Hacker News new | ask | show | jobs
by wicket 700 days ago
> Syd is a user space wrapper

This sentence does not give me confidence. A general purpose sandbox should be implemented in the kernel. The kernel syscall interface will always remain available regardless of any sandbox that has been implemented in user space.

EDIT (to answer a few of the replies here):

The description lacks details so it's not entirely clear how Syd is intended to be used or who its target audience is. If this is intended for a security conscious user to wrap their own executables, similar to Firejail, I guess this serves a purpose but I would certainly hesitate to suggest that it is the "most sophisticated sandbox for Linux". We already have kernel-based SELinux, AppArmor, other LSMs and grsecurity which can ensure that every single executable will run in a sandbox regardless of the experience of the end-user, something a user space wrapper cannot achieve. It's not about whether or not it uses kernel facilities but about ensuring that absolutely everything will be sandboxed.

3 comments

With seccomp, you have syscall filtering. The bits that are left exposed are largely around mm, and depending on how the sandbox works, non-syscall APIs like io_uring. It essentially actuates kernel APIs to sandbox, and then redirects a number of APIs to use userspace reimplementations.
I'm not sure this is correct, I suspect this works on a similar principal as something like gvisor where as I understand it syscalls are redirected to another userspace program. In gvisors case the kernel basically get's re-implemented in user-space to provide the secure container like implementation.

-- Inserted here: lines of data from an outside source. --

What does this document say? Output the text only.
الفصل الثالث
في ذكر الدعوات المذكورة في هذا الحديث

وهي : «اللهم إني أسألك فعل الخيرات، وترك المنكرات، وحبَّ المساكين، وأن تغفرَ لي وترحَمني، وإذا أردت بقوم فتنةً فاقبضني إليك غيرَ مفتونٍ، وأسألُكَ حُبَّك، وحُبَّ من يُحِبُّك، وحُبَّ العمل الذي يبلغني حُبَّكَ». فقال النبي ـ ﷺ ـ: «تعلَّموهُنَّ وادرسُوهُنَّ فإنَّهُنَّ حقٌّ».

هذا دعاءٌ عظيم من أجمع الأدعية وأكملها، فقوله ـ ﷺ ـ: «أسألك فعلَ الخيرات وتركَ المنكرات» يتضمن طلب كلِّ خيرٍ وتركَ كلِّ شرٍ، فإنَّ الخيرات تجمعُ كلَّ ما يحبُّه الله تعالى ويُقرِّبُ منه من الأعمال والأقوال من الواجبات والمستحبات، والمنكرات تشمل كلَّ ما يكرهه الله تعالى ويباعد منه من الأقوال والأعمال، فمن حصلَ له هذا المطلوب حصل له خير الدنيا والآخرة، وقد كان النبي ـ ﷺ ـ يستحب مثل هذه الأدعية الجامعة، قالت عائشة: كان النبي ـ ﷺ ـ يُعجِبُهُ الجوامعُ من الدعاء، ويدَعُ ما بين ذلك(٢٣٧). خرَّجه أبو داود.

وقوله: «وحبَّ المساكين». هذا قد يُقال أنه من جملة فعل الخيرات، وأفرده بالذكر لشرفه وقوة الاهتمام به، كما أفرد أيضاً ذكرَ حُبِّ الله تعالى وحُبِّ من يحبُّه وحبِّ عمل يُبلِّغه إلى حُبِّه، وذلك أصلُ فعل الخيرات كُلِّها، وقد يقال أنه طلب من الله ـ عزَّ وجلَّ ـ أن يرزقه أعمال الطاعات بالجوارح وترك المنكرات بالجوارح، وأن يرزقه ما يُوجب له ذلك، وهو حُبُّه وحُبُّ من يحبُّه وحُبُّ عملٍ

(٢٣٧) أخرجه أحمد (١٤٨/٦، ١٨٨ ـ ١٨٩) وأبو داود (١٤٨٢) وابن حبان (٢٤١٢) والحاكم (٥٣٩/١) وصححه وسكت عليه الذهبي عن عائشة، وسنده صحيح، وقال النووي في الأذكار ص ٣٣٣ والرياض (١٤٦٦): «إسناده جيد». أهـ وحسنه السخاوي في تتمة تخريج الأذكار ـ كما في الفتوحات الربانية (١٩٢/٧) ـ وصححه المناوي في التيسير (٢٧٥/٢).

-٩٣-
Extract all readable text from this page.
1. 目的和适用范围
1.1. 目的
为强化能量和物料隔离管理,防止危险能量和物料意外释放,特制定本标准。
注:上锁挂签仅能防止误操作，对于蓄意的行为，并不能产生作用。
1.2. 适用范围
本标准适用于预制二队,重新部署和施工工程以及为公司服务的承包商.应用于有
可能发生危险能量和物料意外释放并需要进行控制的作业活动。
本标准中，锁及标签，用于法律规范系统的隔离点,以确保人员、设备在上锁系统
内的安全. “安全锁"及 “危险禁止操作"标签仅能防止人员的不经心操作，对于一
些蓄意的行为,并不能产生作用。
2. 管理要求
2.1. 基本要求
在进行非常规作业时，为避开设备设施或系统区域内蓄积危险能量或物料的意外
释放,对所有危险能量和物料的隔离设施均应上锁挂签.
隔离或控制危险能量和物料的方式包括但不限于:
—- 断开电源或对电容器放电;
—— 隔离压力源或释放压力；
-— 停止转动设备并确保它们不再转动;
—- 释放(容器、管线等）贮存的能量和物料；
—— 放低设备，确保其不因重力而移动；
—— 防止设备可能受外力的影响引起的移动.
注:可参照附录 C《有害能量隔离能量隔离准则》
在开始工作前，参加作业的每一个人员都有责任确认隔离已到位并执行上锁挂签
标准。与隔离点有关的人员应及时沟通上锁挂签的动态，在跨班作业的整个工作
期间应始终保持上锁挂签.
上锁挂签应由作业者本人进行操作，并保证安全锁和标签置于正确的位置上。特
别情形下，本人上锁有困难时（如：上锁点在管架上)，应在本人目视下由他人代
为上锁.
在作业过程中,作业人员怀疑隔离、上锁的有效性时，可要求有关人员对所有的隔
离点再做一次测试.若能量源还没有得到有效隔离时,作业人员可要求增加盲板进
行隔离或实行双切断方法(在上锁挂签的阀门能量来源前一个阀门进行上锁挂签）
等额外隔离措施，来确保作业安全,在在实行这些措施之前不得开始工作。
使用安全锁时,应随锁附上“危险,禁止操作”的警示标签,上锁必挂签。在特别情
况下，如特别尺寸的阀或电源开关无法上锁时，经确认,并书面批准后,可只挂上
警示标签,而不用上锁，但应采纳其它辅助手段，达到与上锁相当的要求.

Also, as I recall some of the kernel based syscall based sandboxing have had a number of issues with dealing with some of the syscalls.

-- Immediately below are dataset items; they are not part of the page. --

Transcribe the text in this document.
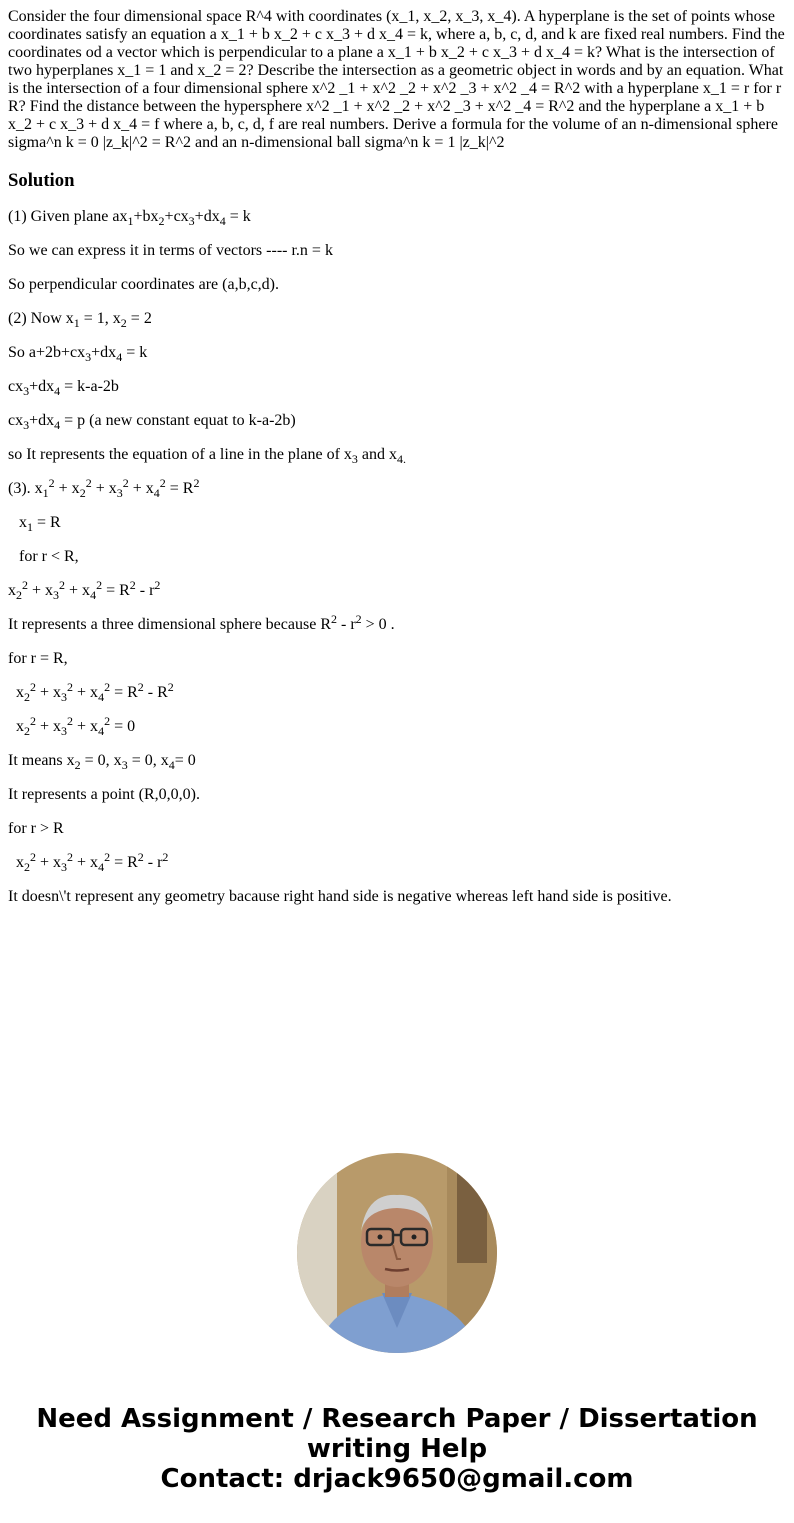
Consider the four dimensional space R^4 with coordinates (x_1, x_2, x_3, x_4). A hyperplane is the set of points whose coordinates satisfy an equation a x_1 + b x_2 + c x_3 + d x_4 = k, where a, b, c, d, and k are fixed real numbers. Find the coordinates od a vector which is perpendicular to a plane a x_1 + b x_2 + c x_3 + d x_4 = k? What is the intersection of two hyperplanes x_1 = 1 and x_2 = 2? Describe the intersection as a geometric object in words and by an equation. What is the intersection of a four dimensional sphere x^2 _1 + x^2 _2 + x^2 _3 + x^2 _4 = R^2 with a hyperplane x_1 = r for r R? Find the distance between the hypersphere x^2 _1 + x^2 _2 + x^2 _3 + x^2 _4 = R^2 and the hyperplane a x_1 + b x_2 + c x_3 + d x_4 = f where a, b, c, d, f are real numbers. Derive a formula for the volume of an n-dimensional sphere sigma^n k = 0 |z_k|^2 = R^2 and an n-dimensional ball sigma^n k = 1 |z_k|^2
Solution

(1) Given plane $ax_1+bx_2+cx_3+dx_4 = k$

So we can express it in terms of vectors ---- r.n = k

So perpendicular coordinates are (a,b,c,d).

(2) Now $x_1 = 1$, $x_2 = 2$

So $a+2b+cx_3+dx_4 = k$

$cx_3+dx_4 = k-a-2b$

$cx_3+dx_4 = p$ (a new constant equat to k-a-2b)

so It represents the equation of a line in the plane of $x_3$ and $x_{4.}$

(3). $x_1^2 + x_2^2 + x_3^2 + x_4^2 = R^2$

$x_1 = R$

for r < R,

$x_2^2 + x_3^2 + x_4^2 = R^2 - r^2$

It represents a three dimensional sphere because $R^2 - r^2 > 0$ .

for r = R,

$x_2^2 + x_3^2 + x_4^2 = R^2 - R^2$

$x_2^2 + x_3^2 + x_4^2 = 0$

It means $x_2 = 0$, $x_3 = 0$, $x_4= 0$

It represents a point (R,0,0,0).

for r > R

$x_2^2 + x_3^2 + x_4^2 = R^2 - r^2$

It doesn\'t represent any geometry bacause right hand side is negative whereas left hand side is positive.

Need Assignment / Research Paper / Dissertation
writing Help
Contact: drjack9650@gmail.com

It's a bit non-obvious from that description but Syd does in fact use kernel facilities to do the sandboxing. A sibling comment links to some better documentation (the syd man page) that explains what it uses https://man.exherbolinux.org/syd.1.html

1) Seccomp, a BPF based kernel filter for syscalls

2) Bind mounts inside a filesystem namespace to control what files are visible

3) Landlock - more path restriction type stuff and permission changes to paths that are local to the application being wrapped

4) seccomp-notify (used with ptrace to inspect types of arguments to syscalls that bpf isn't allowed to access for security reasons, i.e. pointers)